Mrs. Baker, head of the drama department, gave Daphne an encouraging nod and prepared to write on her notepad. “Daphne, what part are you trying out for?”
“Emily.”
Mrs. Baker’s head shot up. Daphne wondered if the abrupt head lift was due to the coincidence of the name Emily or because Daphne had never auditioned for any school production and was now trying out for the lead.
“Okay, whenever you’re ready.” Mrs. Baker said.
Daphne projected and enunciated, imagining her half-deaf grandfather sitting in the last row of the theater. The adrenaline of being on stage accelerated the pace at which she spoke her memorized lines. She could hear the words gushing out too quickly and tried to slow them down, but they only poured out faster. Unable to control the clip of her speech, she let go and went with it.

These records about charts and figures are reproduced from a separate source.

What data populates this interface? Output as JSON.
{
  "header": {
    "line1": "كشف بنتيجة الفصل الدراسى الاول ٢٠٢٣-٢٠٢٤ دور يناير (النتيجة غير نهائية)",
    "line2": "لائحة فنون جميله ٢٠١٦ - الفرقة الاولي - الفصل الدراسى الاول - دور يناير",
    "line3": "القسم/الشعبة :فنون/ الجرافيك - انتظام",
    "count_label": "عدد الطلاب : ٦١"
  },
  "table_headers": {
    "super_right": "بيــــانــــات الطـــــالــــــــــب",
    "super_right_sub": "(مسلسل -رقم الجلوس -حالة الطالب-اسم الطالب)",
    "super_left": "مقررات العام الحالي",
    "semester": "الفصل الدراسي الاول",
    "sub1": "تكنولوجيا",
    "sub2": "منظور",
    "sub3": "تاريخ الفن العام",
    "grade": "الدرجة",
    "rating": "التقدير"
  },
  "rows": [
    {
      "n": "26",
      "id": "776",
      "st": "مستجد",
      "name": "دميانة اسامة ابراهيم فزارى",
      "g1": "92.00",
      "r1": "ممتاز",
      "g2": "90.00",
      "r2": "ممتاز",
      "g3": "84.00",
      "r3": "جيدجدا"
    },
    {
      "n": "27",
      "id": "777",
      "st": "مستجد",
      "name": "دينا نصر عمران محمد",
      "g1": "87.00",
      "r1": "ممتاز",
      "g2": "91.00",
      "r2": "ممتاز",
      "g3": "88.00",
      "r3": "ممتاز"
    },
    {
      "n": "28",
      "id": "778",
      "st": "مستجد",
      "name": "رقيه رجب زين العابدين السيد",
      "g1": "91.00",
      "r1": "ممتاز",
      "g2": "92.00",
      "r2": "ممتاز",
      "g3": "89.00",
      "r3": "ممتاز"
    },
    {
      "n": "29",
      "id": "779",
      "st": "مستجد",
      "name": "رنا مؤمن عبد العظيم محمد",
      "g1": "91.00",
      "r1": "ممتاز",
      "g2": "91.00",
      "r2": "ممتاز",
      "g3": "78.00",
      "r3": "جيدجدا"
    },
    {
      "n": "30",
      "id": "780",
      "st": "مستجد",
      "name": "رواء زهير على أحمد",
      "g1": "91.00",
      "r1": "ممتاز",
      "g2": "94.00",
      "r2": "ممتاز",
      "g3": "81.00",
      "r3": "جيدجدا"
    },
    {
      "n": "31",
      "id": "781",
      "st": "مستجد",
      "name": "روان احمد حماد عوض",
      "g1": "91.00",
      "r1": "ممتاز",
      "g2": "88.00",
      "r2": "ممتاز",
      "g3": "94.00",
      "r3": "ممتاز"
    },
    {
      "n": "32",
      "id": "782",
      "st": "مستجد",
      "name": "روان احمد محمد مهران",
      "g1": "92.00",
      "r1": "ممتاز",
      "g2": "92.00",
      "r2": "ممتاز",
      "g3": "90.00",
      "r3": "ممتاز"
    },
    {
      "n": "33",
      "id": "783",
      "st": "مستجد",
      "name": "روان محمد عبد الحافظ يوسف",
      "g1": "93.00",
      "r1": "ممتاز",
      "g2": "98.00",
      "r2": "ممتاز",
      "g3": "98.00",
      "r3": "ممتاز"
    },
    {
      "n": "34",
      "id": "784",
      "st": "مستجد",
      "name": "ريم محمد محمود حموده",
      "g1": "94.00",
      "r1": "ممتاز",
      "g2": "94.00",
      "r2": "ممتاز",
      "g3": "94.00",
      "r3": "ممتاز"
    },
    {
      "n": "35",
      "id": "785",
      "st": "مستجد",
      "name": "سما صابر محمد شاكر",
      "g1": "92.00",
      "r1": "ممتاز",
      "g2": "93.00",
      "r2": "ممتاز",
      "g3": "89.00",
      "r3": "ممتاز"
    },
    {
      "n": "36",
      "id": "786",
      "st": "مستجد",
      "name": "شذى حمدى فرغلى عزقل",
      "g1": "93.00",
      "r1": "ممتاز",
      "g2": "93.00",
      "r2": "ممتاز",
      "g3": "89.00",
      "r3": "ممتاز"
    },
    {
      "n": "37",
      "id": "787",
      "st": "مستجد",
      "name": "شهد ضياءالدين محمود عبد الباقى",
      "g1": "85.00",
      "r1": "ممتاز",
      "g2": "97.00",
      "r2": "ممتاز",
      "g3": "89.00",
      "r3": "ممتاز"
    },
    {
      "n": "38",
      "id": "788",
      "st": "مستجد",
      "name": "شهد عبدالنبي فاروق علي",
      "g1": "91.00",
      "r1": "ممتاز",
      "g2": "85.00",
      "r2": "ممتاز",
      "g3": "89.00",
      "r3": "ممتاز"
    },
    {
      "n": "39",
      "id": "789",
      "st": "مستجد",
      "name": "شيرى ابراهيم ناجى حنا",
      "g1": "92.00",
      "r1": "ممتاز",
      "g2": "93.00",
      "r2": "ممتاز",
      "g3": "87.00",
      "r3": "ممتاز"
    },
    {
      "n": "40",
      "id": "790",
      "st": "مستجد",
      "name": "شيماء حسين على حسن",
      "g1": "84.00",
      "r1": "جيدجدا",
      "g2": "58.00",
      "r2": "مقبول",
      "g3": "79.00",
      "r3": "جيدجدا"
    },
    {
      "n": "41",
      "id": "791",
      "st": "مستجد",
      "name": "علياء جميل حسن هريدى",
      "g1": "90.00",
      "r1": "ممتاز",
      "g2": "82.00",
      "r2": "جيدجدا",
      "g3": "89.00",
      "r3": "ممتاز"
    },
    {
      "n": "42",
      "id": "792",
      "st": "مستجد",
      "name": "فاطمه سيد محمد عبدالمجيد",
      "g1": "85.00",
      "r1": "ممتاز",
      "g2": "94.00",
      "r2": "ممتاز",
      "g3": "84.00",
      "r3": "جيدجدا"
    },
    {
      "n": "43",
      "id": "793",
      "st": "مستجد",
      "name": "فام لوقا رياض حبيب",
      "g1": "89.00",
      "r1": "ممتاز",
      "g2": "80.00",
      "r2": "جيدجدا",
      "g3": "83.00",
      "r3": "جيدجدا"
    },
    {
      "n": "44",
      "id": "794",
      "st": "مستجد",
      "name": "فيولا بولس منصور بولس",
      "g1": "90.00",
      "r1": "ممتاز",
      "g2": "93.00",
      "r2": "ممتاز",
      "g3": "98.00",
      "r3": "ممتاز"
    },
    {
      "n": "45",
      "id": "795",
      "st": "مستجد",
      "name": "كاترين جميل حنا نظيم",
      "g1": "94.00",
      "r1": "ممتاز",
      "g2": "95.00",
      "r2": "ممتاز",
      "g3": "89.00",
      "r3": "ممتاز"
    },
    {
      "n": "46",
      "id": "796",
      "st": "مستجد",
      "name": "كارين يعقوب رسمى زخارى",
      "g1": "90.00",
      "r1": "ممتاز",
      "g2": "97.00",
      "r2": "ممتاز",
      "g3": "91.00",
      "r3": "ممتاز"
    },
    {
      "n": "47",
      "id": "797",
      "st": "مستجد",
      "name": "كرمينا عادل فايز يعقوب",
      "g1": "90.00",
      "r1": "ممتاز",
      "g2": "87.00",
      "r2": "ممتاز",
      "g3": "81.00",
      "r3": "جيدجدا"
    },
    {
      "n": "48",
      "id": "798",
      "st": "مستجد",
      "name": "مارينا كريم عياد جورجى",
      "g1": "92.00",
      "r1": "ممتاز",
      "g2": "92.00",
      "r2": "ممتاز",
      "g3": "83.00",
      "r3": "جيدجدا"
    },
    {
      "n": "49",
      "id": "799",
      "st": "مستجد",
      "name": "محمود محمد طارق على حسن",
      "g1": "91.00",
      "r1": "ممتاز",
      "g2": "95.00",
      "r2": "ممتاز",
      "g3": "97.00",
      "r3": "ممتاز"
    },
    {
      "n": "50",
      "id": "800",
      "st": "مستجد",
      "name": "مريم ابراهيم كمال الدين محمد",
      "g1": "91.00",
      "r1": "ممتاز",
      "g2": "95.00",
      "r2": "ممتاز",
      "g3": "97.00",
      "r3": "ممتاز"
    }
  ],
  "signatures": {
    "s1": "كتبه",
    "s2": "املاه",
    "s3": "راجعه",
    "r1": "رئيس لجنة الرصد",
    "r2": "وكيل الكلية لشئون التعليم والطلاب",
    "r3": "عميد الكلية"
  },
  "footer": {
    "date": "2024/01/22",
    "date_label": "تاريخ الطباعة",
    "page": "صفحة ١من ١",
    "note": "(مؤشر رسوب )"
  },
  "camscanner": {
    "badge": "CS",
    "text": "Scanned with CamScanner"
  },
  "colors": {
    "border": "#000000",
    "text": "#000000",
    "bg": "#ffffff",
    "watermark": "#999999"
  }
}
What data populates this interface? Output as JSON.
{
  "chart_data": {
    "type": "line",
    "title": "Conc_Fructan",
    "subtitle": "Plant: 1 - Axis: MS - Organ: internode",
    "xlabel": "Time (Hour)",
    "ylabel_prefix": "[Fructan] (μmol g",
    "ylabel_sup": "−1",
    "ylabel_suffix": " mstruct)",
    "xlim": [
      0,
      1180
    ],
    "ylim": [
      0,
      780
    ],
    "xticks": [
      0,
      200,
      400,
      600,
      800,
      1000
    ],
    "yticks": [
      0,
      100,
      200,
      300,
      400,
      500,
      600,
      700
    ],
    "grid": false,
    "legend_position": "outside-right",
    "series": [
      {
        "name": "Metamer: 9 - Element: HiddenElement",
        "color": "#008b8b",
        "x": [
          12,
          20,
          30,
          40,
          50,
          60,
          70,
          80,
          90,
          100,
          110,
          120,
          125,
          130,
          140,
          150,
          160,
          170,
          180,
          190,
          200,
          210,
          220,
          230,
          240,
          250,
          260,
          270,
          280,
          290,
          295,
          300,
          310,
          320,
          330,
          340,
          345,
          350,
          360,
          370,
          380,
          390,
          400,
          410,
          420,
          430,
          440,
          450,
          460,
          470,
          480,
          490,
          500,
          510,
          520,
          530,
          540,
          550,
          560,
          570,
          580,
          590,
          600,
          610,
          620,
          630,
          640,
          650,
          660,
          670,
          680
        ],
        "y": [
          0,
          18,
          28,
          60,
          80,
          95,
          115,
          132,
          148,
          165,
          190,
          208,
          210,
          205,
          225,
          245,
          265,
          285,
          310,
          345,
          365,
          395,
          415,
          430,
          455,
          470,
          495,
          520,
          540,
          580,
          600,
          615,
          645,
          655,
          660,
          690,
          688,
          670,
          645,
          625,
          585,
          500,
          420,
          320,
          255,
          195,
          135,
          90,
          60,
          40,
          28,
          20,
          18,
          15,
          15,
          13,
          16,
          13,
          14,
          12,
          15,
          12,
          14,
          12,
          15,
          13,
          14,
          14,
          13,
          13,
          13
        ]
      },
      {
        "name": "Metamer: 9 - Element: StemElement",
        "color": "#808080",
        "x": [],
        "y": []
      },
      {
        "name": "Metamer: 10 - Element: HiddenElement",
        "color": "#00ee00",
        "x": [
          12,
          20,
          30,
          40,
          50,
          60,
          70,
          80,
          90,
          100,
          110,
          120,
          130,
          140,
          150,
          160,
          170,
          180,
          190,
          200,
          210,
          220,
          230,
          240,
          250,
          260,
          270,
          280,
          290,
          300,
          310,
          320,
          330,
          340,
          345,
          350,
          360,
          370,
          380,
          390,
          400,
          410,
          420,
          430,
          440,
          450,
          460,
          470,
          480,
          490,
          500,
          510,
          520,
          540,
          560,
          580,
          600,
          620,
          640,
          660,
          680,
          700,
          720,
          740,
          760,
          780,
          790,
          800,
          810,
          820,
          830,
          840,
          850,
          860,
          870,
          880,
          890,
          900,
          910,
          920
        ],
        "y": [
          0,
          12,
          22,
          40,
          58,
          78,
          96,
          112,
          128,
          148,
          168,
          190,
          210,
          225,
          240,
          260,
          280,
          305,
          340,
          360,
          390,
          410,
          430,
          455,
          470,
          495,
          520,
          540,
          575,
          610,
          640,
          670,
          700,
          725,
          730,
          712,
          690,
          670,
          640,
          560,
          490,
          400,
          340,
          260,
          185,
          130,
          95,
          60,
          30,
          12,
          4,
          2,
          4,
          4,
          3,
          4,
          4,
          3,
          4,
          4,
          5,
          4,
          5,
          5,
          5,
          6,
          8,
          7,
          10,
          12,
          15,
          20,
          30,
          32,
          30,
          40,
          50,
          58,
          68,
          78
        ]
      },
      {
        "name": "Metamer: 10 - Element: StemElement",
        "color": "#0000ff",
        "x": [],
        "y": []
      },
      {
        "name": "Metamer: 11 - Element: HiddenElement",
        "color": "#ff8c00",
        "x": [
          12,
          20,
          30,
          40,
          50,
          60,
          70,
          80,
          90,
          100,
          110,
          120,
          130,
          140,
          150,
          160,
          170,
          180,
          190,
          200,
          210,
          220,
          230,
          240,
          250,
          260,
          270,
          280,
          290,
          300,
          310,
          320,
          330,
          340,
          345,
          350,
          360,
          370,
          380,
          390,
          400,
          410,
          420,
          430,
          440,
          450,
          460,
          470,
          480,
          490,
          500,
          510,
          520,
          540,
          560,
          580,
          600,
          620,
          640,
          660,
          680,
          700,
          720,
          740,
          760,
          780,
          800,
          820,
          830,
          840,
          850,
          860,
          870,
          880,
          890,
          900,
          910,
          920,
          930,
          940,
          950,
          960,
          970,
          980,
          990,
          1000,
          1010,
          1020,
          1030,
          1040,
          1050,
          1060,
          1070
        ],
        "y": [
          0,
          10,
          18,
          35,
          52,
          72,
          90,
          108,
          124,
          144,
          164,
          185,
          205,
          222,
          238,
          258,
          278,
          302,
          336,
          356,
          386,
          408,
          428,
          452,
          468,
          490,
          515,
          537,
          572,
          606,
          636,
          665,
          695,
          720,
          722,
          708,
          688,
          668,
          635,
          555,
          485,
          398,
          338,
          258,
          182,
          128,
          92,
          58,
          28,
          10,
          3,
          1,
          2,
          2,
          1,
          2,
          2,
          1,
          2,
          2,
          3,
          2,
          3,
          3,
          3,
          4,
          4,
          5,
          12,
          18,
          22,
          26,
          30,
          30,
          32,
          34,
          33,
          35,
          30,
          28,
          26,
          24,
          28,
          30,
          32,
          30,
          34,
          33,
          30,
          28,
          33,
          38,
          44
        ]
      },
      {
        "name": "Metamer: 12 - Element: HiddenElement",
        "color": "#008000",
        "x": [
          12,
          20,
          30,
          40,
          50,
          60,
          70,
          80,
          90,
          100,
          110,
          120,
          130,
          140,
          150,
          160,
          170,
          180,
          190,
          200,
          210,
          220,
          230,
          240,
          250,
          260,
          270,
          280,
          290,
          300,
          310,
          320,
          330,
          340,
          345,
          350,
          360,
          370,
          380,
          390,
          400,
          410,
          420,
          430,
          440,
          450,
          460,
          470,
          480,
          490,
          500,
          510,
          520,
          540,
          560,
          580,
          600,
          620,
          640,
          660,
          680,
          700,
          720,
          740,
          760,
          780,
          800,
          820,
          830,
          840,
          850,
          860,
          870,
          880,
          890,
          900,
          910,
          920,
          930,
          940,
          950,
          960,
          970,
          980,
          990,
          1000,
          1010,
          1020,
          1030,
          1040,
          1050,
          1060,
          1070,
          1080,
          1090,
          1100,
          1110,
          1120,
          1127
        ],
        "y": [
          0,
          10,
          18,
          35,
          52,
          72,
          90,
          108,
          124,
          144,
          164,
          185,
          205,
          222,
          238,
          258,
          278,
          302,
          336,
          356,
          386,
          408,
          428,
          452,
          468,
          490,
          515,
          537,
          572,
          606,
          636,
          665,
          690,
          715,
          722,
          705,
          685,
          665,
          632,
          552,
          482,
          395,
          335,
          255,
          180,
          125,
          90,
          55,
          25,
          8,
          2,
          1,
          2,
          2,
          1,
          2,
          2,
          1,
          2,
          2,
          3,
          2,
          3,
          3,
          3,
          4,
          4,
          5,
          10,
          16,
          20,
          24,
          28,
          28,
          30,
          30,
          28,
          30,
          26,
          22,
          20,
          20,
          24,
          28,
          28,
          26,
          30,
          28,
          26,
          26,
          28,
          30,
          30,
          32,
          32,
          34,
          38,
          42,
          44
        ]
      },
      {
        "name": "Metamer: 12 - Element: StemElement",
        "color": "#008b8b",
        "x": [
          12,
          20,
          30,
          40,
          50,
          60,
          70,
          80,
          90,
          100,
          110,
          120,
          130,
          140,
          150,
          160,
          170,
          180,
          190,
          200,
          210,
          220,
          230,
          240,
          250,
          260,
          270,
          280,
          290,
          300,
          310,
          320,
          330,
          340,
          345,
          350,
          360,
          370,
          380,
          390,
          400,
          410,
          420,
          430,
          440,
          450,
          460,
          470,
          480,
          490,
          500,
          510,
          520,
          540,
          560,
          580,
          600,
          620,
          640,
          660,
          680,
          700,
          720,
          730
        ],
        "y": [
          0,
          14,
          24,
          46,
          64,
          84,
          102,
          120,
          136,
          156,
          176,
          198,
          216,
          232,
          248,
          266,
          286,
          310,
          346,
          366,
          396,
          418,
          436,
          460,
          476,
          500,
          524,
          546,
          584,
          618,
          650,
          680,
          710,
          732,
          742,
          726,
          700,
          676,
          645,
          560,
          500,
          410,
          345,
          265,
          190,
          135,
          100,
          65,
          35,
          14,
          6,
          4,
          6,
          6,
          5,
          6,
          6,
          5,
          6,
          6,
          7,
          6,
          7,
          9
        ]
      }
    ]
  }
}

“Goodbye, Grover’s Corners. Mama and Papa. Goodbye to clocks ticking…and my butternut tree! And Mama’s sunflowers…and new-ironed dresses and hot baths.” Sorrow and hope trembled within her voice.
“And sleeping and waking up! Oh, Earth, you’re too wonderful for anyone to realize you! Do any human beings ever realize life while they live it—every, every minute?” Everything she’d been through with her sister Emily was coming out through Our Town Emily. It was a therapeutic breakthrough combined with a feeling of free-falling into jagged rocks.
“I’m ready to go back now.” The monologue came to an end. A murmur passed over the students waiting in the auditorium. A boy in the front row clapped three times before regaining his bearings and sinking down in his seat. Mrs. Baker’s mouth hung open, exposing her astonishment. The irony of Mrs. Baker being a former Off Broadway extraordinaire, yet having such a terrible poker face, only increased Daphne’s pride.
“Thank you, Daphne. I’ll be posting the cast list tomorrow at 3:00 p.m.”
A day. Enough time to get her hopes up. Luckily, she had a distraction for the rest of the night.